In the beginning of Parshat Vayakhel, the Torah discusses Shabbat using the words, “Six days you shall work, and on the seventh day it will be for you holy…” (35:2). Some early authorities (including the Behag) teach that this Pasuk tells us that there is a Mitzva to work during the week.
Chazal in Masechet Avot state that one should “love work” and “chose a trade.” Chazal praise people who perform the Mitzva of keeping themselves busy. Furthermore, in the desert Bnai Yisrael didn’t have the food fall right on their doorsteps. Hashem gave them the מן so they could go out and quickly pick it, implying the value of exerting effort in order to put bread on one’s table.
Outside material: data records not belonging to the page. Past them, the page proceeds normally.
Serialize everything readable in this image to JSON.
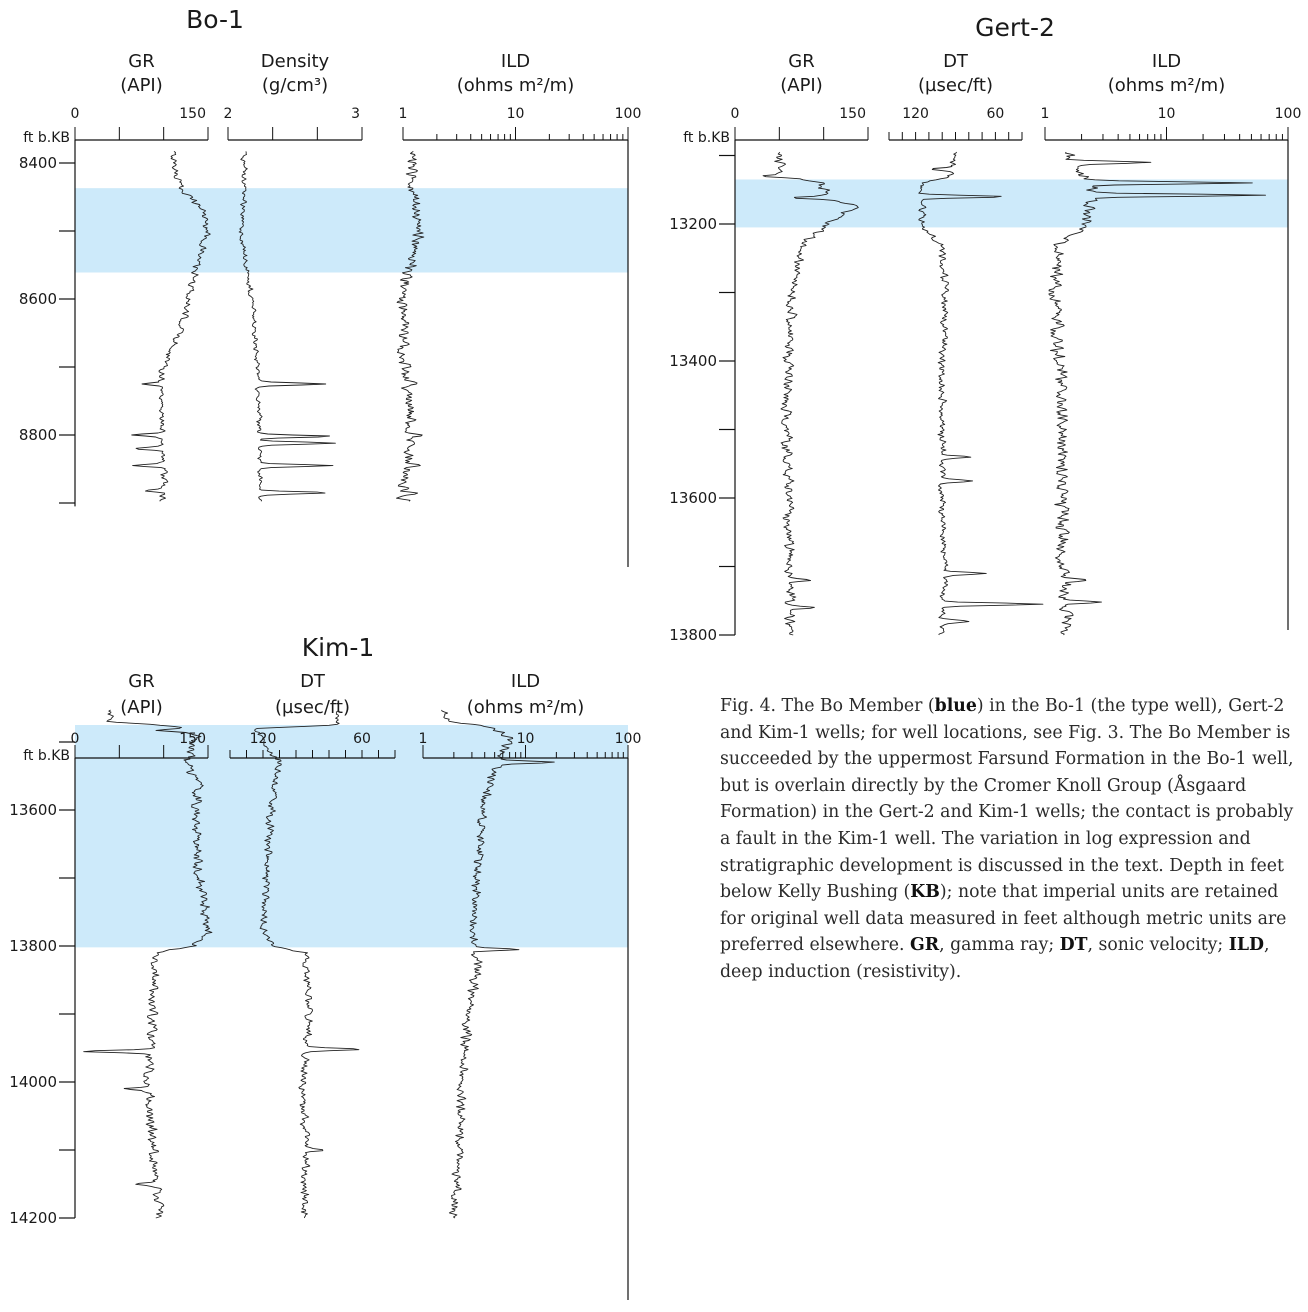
{
  "page": {
    "figure_number": "Fig. 4.",
    "zone_color": "#cdeafa",
    "curve_color": "#222222"
  },
  "chart_data": [
    {
      "type": "line",
      "title": "Bo-1",
      "depth_axis": {
        "label": "ft b.KB",
        "range": [
          8370,
          8905
        ],
        "ticks": [
          8400,
          8500,
          8600,
          8700,
          8800,
          8900
        ],
        "tick_labels": [
          "8400",
          "",
          "8600",
          "",
          "8800",
          ""
        ]
      },
      "highlight_zone": {
        "top": 8437,
        "bottom": 8561
      },
      "tracks": [
        {
          "name": "GR",
          "unit": "(API)",
          "scale": "linear",
          "range": [
            0,
            150
          ],
          "tick_labels": [
            "0",
            "150"
          ],
          "profile": [
            [
              8383,
              110
            ],
            [
              8420,
              115
            ],
            [
              8437,
              120
            ],
            [
              8470,
              145
            ],
            [
              8500,
              150
            ],
            [
              8530,
              142
            ],
            [
              8561,
              135
            ],
            [
              8600,
              128
            ],
            [
              8650,
              118
            ],
            [
              8700,
              100
            ],
            [
              8730,
              98
            ],
            [
              8800,
              98
            ],
            [
              8850,
              100
            ],
            [
              8898,
              100
            ]
          ],
          "spikes": [
            [
              8725,
              -25
            ],
            [
              8800,
              -35
            ],
            [
              8820,
              -30
            ],
            [
              8845,
              -32
            ],
            [
              8882,
              -22
            ]
          ],
          "noise": 5
        },
        {
          "name": "Density",
          "unit": "(g/cm³)",
          "scale": "linear",
          "range": [
            2,
            3
          ],
          "tick_labels": [
            "2",
            "3"
          ],
          "profile": [
            [
              8383,
              2.12
            ],
            [
              8437,
              2.12
            ],
            [
              8500,
              2.1
            ],
            [
              8561,
              2.14
            ],
            [
              8600,
              2.18
            ],
            [
              8700,
              2.22
            ],
            [
              8800,
              2.24
            ],
            [
              8898,
              2.24
            ]
          ],
          "spikes": [
            [
              8725,
              0.5
            ],
            [
              8802,
              0.55
            ],
            [
              8812,
              0.55
            ],
            [
              8845,
              0.55
            ],
            [
              8885,
              0.5
            ]
          ],
          "noise": 0.025
        },
        {
          "name": "ILD",
          "unit": "(ohms m²/m)",
          "scale": "log",
          "range": [
            1,
            100
          ],
          "tick_labels": [
            "1",
            "10",
            "100"
          ],
          "profile": [
            [
              8383,
              1.15
            ],
            [
              8437,
              1.2
            ],
            [
              8500,
              1.4
            ],
            [
              8561,
              1.15
            ],
            [
              8600,
              0.95
            ],
            [
              8700,
              1.05
            ],
            [
              8800,
              1.2
            ],
            [
              8898,
              1.0
            ]
          ],
          "spikes": [
            [
              8725,
              0.25
            ],
            [
              8800,
              0.3
            ],
            [
              8845,
              0.2
            ],
            [
              8885,
              0.25
            ]
          ],
          "noise": 0.07,
          "log_noise": true
        }
      ]
    },
    {
      "type": "line",
      "title": "Gert-2",
      "depth_axis": {
        "label": "ft b.KB",
        "range": [
          13070,
          13810
        ],
        "ticks": [
          13100,
          13200,
          13300,
          13400,
          13500,
          13600,
          13700,
          13800
        ],
        "tick_labels": [
          "",
          "13200",
          "",
          "13400",
          "",
          "13600",
          "",
          "13800"
        ]
      },
      "highlight_zone": {
        "top": 13135,
        "bottom": 13205
      },
      "tracks": [
        {
          "name": "GR",
          "unit": "(API)",
          "scale": "linear",
          "range": [
            0,
            150
          ],
          "tick_labels": [
            "0",
            "150"
          ],
          "profile": [
            [
              13095,
              50
            ],
            [
              13130,
              52
            ],
            [
              13140,
              95
            ],
            [
              13160,
              105
            ],
            [
              13175,
              140
            ],
            [
              13190,
              115
            ],
            [
              13205,
              100
            ],
            [
              13230,
              75
            ],
            [
              13300,
              65
            ],
            [
              13400,
              60
            ],
            [
              13500,
              58
            ],
            [
              13600,
              60
            ],
            [
              13700,
              62
            ],
            [
              13800,
              62
            ]
          ],
          "spikes": [
            [
              13130,
              -20
            ],
            [
              13162,
              -45
            ],
            [
              13720,
              30
            ],
            [
              13760,
              28
            ]
          ],
          "noise": 7
        },
        {
          "name": "DT",
          "unit": "(µsec/ft)",
          "scale": "linear",
          "range": [
            140,
            40
          ],
          "tick_labels": [
            "120",
            "60"
          ],
          "profile": [
            [
              13095,
              90
            ],
            [
              13130,
              93
            ],
            [
              13140,
              115
            ],
            [
              13205,
              115
            ],
            [
              13230,
              100
            ],
            [
              13300,
              98
            ],
            [
              13400,
              100
            ],
            [
              13500,
              100
            ],
            [
              13600,
              100
            ],
            [
              13700,
              98
            ],
            [
              13800,
              100
            ]
          ],
          "spikes": [
            [
              13120,
              18
            ],
            [
              13160,
              -65
            ],
            [
              13540,
              -22
            ],
            [
              13575,
              -25
            ],
            [
              13710,
              -30
            ],
            [
              13755,
              -75
            ],
            [
              13780,
              -20
            ]
          ],
          "noise": 3.5
        },
        {
          "name": "ILD",
          "unit": "(ohms m²/m)",
          "scale": "log",
          "range": [
            1,
            100
          ],
          "tick_labels": [
            "1",
            "10",
            "100"
          ],
          "profile": [
            [
              13095,
              1.5
            ],
            [
              13120,
              1.8
            ],
            [
              13140,
              2.5
            ],
            [
              13205,
              2.2
            ],
            [
              13230,
              1.3
            ],
            [
              13300,
              1.2
            ],
            [
              13400,
              1.3
            ],
            [
              13500,
              1.4
            ],
            [
              13600,
              1.4
            ],
            [
              13700,
              1.4
            ],
            [
              13800,
              1.5
            ]
          ],
          "spikes": [
            [
              13110,
              3.5
            ],
            [
              13140,
              20
            ],
            [
              13158,
              25
            ],
            [
              13720,
              0.5
            ],
            [
              13752,
              0.9
            ]
          ],
          "noise": 0.07,
          "log_noise": true
        }
      ]
    },
    {
      "type": "line",
      "title": "Kim-1",
      "depth_axis": {
        "label": "ft b.KB",
        "range": [
          13445,
          14210
        ],
        "ticks": [
          13500,
          13600,
          13700,
          13800,
          13900,
          14000,
          14100,
          14200
        ],
        "tick_labels": [
          "",
          "13600",
          "",
          "13800",
          "",
          "14000",
          "",
          "14200"
        ]
      },
      "highlight_zone": {
        "top": 13475,
        "bottom": 13802
      },
      "tracks": [
        {
          "name": "GR",
          "unit": "(API)",
          "scale": "linear",
          "range": [
            0,
            150
          ],
          "tick_labels": [
            "0",
            "150"
          ],
          "profile": [
            [
              13453,
              40
            ],
            [
              13470,
              42
            ],
            [
              13478,
              120
            ],
            [
              13490,
              140
            ],
            [
              13530,
              125
            ],
            [
              13560,
              140
            ],
            [
              13600,
              135
            ],
            [
              13700,
              140
            ],
            [
              13780,
              150
            ],
            [
              13800,
              135
            ],
            [
              13810,
              90
            ],
            [
              13900,
              88
            ],
            [
              14000,
              82
            ],
            [
              14100,
              88
            ],
            [
              14200,
              95
            ]
          ],
          "spikes": [
            [
              13483,
              -40
            ],
            [
              13955,
              -75
            ],
            [
              14010,
              -25
            ],
            [
              14150,
              -25
            ]
          ],
          "noise": 7
        },
        {
          "name": "DT",
          "unit": "(µsec/ft)",
          "scale": "linear",
          "range": [
            140,
            40
          ],
          "tick_labels": [
            "120",
            "60"
          ],
          "profile": [
            [
              13453,
              75
            ],
            [
              13475,
              75
            ],
            [
              13480,
              125
            ],
            [
              13530,
              110
            ],
            [
              13600,
              115
            ],
            [
              13700,
              118
            ],
            [
              13780,
              120
            ],
            [
              13800,
              115
            ],
            [
              13810,
              95
            ],
            [
              13900,
              92
            ],
            [
              14000,
              96
            ],
            [
              14100,
              94
            ],
            [
              14200,
              95
            ]
          ],
          "spikes": [
            [
              13952,
              -35
            ],
            [
              14100,
              -10
            ]
          ],
          "noise": 3
        },
        {
          "name": "ILD",
          "unit": "(ohms m²/m)",
          "scale": "log",
          "range": [
            1,
            100
          ],
          "tick_labels": [
            "1",
            "10",
            "100"
          ],
          "profile": [
            [
              13453,
              1.5
            ],
            [
              13470,
              1.8
            ],
            [
              13480,
              5
            ],
            [
              13495,
              7
            ],
            [
              13530,
              5.5
            ],
            [
              13560,
              4.5
            ],
            [
              13600,
              3.8
            ],
            [
              13700,
              3.3
            ],
            [
              13800,
              3.0
            ],
            [
              13820,
              3.5
            ],
            [
              13900,
              2.7
            ],
            [
              14000,
              2.4
            ],
            [
              14100,
              2.2
            ],
            [
              14200,
              2.0
            ]
          ],
          "spikes": [
            [
              13530,
              2.5
            ],
            [
              13805,
              2.0
            ]
          ],
          "noise": 0.06,
          "log_noise": true
        }
      ]
    }
  ],
  "caption": {
    "p1": "Fig. 4. The Bo Member (",
    "b1": "blue",
    "p2": ") in the Bo-1 (the type well), Gert-2 and Kim-1 wells; for well locations, see Fig. 3. The Bo Member is succeeded by the uppermost Farsund Formation in the Bo-1 well, but is overlain directly by the Cromer Knoll Group (Åsgaard Formation) in the Gert-2 and Kim-1 wells; the contact is probably a fault in the Kim-1 well. The variation in log expression and stratigraphic development is discussed in the text. Depth in feet below Kelly Bushing (",
    "b2": "KB",
    "p3": "); note that imperial units are retained for original well data measured in feet although metric units are preferred elsewhere. ",
    "b3": "GR",
    "p4": ", gamma ray; ",
    "b4": "DT",
    "p5": ", sonic velocity; ",
    "b5": "ILD",
    "p6": ", deep induction (resistivity)."
  }
}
On the other hand, the Ohr Hachaim says that if one observes Shabbat then he will have others do the work for him, in accordance with Rabbi Yishmael’s view (see Berachot 35b). Also, this may be why the Pasuk says “six days work may be done” (31:15) instead of stating “six days shall you do work,” implying that somebody will do work, but not necessarily you.
Rabbi Aharon Levin says that the reason the Torah here says שבת שבתון is because if one does not have a job during the week the Shabbat will be diminished instead of enlightened. שבתון comes to teach that Shabbat becomes smaller like we see a smaller man is called an אישן rather than an איש.
Chazal in Pirkei Avot teach, “work combined with Torah is a fine thing,” and “Torah without work leads to idleness.” Rabbi Chaim Vital adds that the week is to provide for the family but the Shabbat is holy because it is a day for Torah study. When we keep our jobs and provide for our family, we are not only enhancing our lives, but also our Shabbat.